NodeJS and Python interoperability!

Calling python functions from node

NodeJS <-> Python interoperability is relatively easy doable. I’m not talking about using string interpolated system calls and parsing command line returns, or some other janky method. Both languages are written in C/C++, so interop is possible via their native bindings. Follow me on my journey of using the low level API’s of two languages I really dont even like that much! 🙁🤣 (full disclosure… just being honest)

And in the spirit of this blog, BEER

hazy beer

Drumroll APA

V8

V8 is the engine Node is written in. You can create javascript classes and functions in C++, and convert parameters and return values between javascript types and V8 types pretty easily. I have found this useful for data processing in C++, where javascript was too slow. I could return large arrays to javascript to plot in graphs without the need to serialize / deserialize large objects first. Using NaN (Native Abstractions for Node.js) makes this even easier. I’m not going to get into the specifics of using V8 and NaN however there are plenty of blog posts on the topic, and plenty of native node modules to use as examples.

Embedding Python

A somewhat similar concept exists for Python - Embedding Python. You can run snippets of Python code or open existing files (modules) and call functions directly, again converting between C++ and Python types for parameters and return values. A Python interpreter is still required for this to work, however portability can still be achieved, more on this later. A very good blog post over at awasu.com gives a very detailed explanation with examples of writing a Python wrapper in C++.

The Code

Full source code available here

First thing in the Initialize function we set up some search paths so Python can find the interpreter and required libraries and pass them to Py_SetPath. Next we initialize the Python interpreter, and append the current directory Python’s system path so it can found our local python module. Finally we can tell Python to decode our tools.py file and import it so we can call it later on.
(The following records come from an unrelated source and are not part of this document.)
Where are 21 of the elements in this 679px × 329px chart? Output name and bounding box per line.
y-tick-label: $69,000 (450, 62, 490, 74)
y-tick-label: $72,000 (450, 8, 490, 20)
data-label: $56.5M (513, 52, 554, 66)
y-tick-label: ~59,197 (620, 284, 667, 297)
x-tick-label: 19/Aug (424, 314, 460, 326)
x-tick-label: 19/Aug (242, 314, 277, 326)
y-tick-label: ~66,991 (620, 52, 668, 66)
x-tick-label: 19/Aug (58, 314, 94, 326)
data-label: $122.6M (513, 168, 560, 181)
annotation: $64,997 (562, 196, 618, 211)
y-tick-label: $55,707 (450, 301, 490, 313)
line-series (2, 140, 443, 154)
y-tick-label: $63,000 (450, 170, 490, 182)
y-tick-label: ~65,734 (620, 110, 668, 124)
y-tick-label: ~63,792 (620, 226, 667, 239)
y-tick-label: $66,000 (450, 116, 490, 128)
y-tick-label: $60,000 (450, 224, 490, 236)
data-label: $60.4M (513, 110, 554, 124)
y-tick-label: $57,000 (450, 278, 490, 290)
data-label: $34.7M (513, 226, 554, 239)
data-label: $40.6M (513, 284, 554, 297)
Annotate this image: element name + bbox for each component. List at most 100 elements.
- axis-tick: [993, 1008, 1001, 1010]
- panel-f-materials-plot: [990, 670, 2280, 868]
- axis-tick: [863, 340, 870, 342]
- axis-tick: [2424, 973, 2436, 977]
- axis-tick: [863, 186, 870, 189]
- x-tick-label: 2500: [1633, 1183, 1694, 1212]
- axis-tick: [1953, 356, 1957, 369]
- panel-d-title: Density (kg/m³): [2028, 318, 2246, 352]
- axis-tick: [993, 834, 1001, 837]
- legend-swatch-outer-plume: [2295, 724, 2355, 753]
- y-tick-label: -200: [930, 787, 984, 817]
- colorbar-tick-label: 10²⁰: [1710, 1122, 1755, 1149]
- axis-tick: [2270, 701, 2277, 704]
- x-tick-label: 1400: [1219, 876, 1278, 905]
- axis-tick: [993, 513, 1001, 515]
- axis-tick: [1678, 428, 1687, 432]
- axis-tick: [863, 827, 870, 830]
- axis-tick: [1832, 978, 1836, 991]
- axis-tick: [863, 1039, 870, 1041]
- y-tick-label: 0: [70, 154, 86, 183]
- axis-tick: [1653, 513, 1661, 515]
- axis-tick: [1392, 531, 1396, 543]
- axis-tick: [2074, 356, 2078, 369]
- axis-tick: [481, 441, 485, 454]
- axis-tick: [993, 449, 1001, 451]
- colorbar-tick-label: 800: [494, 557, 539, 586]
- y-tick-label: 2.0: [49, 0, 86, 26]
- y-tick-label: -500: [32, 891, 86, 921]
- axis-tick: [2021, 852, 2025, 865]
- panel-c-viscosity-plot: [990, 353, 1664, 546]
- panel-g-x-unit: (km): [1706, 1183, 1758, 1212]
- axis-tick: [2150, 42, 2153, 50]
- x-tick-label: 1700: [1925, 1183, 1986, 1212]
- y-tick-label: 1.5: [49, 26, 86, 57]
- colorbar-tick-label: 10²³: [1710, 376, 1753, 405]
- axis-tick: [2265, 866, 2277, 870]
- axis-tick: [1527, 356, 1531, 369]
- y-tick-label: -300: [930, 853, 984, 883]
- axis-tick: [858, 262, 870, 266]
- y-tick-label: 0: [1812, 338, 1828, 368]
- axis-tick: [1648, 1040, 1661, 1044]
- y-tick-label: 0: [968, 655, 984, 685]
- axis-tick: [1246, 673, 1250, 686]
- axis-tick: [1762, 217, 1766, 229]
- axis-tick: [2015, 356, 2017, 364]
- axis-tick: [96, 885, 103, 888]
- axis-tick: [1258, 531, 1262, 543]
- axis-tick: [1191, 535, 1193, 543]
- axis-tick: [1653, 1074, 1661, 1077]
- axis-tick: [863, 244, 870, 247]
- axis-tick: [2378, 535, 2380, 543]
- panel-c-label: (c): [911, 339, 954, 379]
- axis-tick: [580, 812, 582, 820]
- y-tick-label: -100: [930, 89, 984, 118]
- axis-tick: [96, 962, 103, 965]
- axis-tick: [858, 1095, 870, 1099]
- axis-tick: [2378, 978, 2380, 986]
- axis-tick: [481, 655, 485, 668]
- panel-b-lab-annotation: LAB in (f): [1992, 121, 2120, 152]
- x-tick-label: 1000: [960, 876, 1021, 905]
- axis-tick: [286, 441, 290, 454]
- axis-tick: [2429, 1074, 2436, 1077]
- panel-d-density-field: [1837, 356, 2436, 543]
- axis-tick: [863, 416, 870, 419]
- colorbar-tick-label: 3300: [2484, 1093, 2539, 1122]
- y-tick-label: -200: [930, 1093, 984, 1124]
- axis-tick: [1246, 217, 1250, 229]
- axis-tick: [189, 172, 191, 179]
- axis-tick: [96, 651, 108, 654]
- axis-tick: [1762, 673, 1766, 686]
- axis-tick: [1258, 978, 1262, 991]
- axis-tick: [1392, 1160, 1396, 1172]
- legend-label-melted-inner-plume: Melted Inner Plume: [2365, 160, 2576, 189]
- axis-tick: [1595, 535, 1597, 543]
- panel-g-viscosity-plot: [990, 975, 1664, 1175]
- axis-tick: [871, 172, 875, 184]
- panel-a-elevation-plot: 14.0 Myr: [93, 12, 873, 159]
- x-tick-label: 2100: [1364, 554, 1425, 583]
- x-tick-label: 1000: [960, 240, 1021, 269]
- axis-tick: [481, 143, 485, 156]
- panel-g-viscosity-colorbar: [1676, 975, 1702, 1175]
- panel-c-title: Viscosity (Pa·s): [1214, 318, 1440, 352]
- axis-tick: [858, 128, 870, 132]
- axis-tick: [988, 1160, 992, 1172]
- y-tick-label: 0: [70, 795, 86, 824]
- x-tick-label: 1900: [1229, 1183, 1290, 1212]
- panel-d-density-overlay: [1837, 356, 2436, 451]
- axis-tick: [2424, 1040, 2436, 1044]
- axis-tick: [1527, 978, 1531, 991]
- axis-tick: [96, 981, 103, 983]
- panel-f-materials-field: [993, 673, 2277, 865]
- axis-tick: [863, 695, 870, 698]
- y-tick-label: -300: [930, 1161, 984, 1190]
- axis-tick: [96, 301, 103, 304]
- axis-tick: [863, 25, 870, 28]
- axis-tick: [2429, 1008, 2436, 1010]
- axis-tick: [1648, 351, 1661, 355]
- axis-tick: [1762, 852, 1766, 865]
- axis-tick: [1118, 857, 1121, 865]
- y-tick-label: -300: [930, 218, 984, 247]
We’ve added a multiply function to our node module exports, which will call our Multiply c++ function. After checking our arguments, we create a couple of double variables from them using the handy Nan::To helper methods. We load our python function using PyObject_GetAttrString and make sure we’ve found a callable function with PyCallable_Check.

Assuming we have two valid arguments passed from javascript and we’ve found a callable multiply function, the next setp is to convert these two double variables into python function arguments. We create a new Python tuple with a size of 2, and then add those double variables to the tuple. And now the magic moment we’ve been waiting for: pValue = PyObject_CallObject(pFunc, pArgs);. Assuming pValue isn’t NULL, we’ve successfully called the python function from node and have received a return value. We convert pValue to a long and then set the return value for our node function!

Pretty freakin cool IMO

Portability

In this code example I have downloaded and built Python 3.7.3 locally, if you check out the binding.gyp file you’ll notice the local folder includes. It is also possible to build a portable Python distribution to ship with the node application. This could be useful for an Electron application. Another detailed blog post by João Ventura describes how to do so in OSX.

Conclusion

This certainly is much more work than using child_process.spawn to run python. Is the extra effort worth it? I dont really know.

Its a more direct call with the benefit of having the ability to check argument and return types. It’s even possible to create a hexdump of our python file as a c char variable and then include it at compile time using xxd -i tools.py.

I’m going to be playing around more with this idea to find out what else might be possible.